IMHO Early access as we know it will be around until the technology changes.

And...I think that technolgy change is just around the corner.

Machine learning and machine written software is coming in a big way. In 10 years we will start to see big changes in the way games are developed and distributed.

In 40 years, boutique "artists" will be the only humans able to earn a living in "programming". 

The entire concept of software, distribution and the dev cycle will be toast.

AI will be doing the coding, and doing it on the fly.  Players will probably "order" their own custom feature sets and have those custom built on the spot. Think about the Star Trek holodeck. You walk in, and tell it what kind of experience you want.  Gosh knows what kind of platform we will be playing on...but please oh please let it be a holodeck... Only really old guys like me will even remember that "early access" ever existed.




Johannes "Honus" Wagner
"The Flying Dutchman"
Shortstop: Pittsburgh Pirates 1900-1917
Rated as the 2nd most valuable player of all time by Bill James.

mikeck

Quote from: JasonPratt on September 24, 2018, 07:09:42 AM
Quote from: mikeck on September 23, 2018, 10:30:20 PM
I don't think it needs to be held in escrow. Give the devs the cash. But start the "return clock" when the game is released and not when I bought early access.
I'm sure there is a concern that- by then- people will be tired of playing and refund it but I don't think so. You give people a quality game and most wont return it even if they are tired of it.

The problem is that if the money isn't held in escrow somehow, it won't be around to make refunds with.
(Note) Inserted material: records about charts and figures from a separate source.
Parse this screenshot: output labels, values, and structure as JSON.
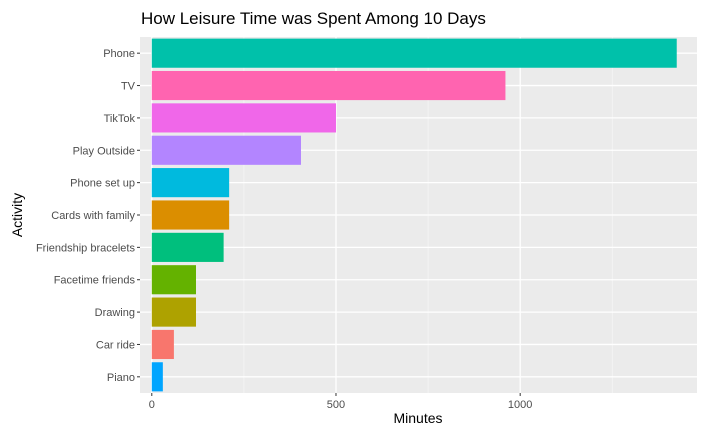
{
  "chart_data": {
    "type": "bar",
    "orientation": "horizontal",
    "title": "How Leisure Time was Spent Among 10 Days",
    "xlabel": "Minutes",
    "ylabel": "Activity",
    "xlim": [
      -32,
      1480
    ],
    "x_ticks": [
      0,
      500,
      1000
    ],
    "grid": true,
    "legend": "none",
    "categories": [
      "Phone",
      "TV",
      "TikTok",
      "Play Outside",
      "Phone set up",
      "Cards with family",
      "Friendship bracelets",
      "Facetime friends",
      "Drawing",
      "Car ride",
      "Piano"
    ],
    "values": [
      1425,
      960,
      500,
      405,
      210,
      210,
      195,
      120,
      120,
      60,
      30
    ],
    "colors": [
      "#00C1AA",
      "#FF64B0",
      "#F067E9",
      "#B385FF",
      "#00BADE",
      "#DB8E00",
      "#00BF7D",
      "#64B200",
      "#AEA200",
      "#F8766D",
      "#00A5FF"
    ]
  }
}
What's guaranteeing the refund? Steam credit?

That's what I mentioned further down. At release, the devs sand steam are making more money off new sales. THAT  money would be used for refunds. Yes, it is possible that so many people will want refunds vs those who purchase on release and do not but that would mean the game is a disaster and Steam takes a loss.

I just don't see how escrow works here. Money in escrow can't be used. Yet the whole purpose for early access is to raise money to continue developing.
If I can't get to that money, why do it?
"A government large enough to give you everything you want is strong enough to take everything you have."--Thomas Jefferson

RyanE

Frankly, EA is just so open to financial abuse.  In the real world, investors invest on potential.  But the risk they take is balance by the potential returns.  In EA, the risk is low and the return is a functioning game.  But there is no transparency on what the devs are doing with the money.  I think every EA on Steam should have a simple business plan that shows where the money is going, a detailed dev timeline, and simple cashflow analysis.

This would let Steam force some simple discipline on a dev to have a plan before asking for money.  And EA customers could have some a real and validated plan for their own decision.

Philippe

While I sympathize with the idea behind this, I'm not sure that making Steam more powerful than it already is would be such a good idea.